I did the same thing - I switched the Apple TV to 4K SDR for now.

The only thing that looks good with 4k HDR set is native HDR content. 4K Dolby Vision movies and 4K SDR content look very dim/dark. I'm hoping Apple fixes this with a software update.
 
So far the fixes for this are limited to running it in 4K SDR. Pretty frustrating to pay for a new box and realize 95% of what watch (NETFLIX, HULU, PS VUE, HBO NOW) all look way better on the old one.
This appears to be an app problem that needs to be fixed on a per-app basis by the app's developers. I use Playstation Vue through the ATV and while all the content is SDR, it is not using the new APIs for matching format and dynamic range, in other words it is not respecting those settings and is not specifically telling the ATV to switch to SDR mode when it plays content. So that's something Sony needs to fix but I'm not holding my breath because they are pretty bad with software.
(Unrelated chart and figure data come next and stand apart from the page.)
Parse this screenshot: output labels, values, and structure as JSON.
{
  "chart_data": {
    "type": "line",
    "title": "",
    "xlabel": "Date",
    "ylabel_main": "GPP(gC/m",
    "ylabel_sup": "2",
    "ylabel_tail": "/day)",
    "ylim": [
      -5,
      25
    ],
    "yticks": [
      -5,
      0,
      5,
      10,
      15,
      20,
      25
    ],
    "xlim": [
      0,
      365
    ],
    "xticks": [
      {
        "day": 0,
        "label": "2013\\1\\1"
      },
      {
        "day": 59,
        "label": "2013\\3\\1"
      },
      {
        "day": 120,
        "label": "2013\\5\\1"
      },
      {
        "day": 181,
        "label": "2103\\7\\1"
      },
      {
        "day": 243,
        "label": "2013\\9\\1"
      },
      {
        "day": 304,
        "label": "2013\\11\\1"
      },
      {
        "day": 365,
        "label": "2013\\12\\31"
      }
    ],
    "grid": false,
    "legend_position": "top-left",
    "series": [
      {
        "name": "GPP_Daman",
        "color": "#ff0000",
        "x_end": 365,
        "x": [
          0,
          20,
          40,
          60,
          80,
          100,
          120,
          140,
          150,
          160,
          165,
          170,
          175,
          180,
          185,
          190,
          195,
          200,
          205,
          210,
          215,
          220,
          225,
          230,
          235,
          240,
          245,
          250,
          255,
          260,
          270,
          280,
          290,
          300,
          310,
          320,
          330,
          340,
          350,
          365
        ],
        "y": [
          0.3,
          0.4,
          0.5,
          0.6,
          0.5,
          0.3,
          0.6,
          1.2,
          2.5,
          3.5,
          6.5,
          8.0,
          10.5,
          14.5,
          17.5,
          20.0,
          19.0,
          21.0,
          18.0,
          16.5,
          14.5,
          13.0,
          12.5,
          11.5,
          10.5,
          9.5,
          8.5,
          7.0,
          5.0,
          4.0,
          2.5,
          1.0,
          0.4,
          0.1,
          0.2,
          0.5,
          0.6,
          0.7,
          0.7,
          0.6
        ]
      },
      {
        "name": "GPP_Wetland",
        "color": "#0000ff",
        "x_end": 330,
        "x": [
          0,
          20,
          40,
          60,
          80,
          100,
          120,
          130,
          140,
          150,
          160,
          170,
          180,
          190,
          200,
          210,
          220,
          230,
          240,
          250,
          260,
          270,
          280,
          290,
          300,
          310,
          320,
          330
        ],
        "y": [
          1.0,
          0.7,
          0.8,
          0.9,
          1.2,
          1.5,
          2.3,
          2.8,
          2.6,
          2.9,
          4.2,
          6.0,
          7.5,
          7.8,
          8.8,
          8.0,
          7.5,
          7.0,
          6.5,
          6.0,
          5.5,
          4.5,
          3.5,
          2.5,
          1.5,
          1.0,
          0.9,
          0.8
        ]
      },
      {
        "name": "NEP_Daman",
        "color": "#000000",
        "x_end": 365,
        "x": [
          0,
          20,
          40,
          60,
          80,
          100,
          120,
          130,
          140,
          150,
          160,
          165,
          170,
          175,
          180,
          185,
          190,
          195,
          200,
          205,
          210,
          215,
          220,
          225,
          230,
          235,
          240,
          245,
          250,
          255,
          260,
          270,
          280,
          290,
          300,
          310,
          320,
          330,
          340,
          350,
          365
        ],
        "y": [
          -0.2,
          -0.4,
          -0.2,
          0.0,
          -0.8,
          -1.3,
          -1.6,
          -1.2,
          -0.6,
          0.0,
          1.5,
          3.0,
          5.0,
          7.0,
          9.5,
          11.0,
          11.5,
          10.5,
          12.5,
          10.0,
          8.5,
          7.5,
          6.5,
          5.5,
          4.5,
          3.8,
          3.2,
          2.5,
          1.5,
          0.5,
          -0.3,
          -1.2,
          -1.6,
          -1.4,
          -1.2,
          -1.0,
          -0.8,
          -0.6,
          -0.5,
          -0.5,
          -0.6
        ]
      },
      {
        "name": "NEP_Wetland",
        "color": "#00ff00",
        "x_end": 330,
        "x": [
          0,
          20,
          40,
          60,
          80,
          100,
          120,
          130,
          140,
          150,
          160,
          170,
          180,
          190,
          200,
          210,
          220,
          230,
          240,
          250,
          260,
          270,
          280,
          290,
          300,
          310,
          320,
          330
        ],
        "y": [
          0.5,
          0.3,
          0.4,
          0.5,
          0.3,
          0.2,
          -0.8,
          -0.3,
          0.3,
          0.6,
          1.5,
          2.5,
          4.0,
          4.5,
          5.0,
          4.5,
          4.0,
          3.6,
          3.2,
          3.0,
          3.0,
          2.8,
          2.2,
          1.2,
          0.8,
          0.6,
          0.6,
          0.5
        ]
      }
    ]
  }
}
Meanwhile yeah, the only realistic solution is to set the ATV default format to 4K SDR. This works and iTunes Movies and Netflix at least will correctly switch to the proper HDR mode for the content they play, it just means you aren't seeing the nice new 4K screensavers in all their Dolby Vision glory if your tv supports it (they look "OK" in SDR, but they are really stunning in DV — at least on OLED). So that's a shame, hopefully Sony and other apps get the fix out soon so we don't have to use that hack.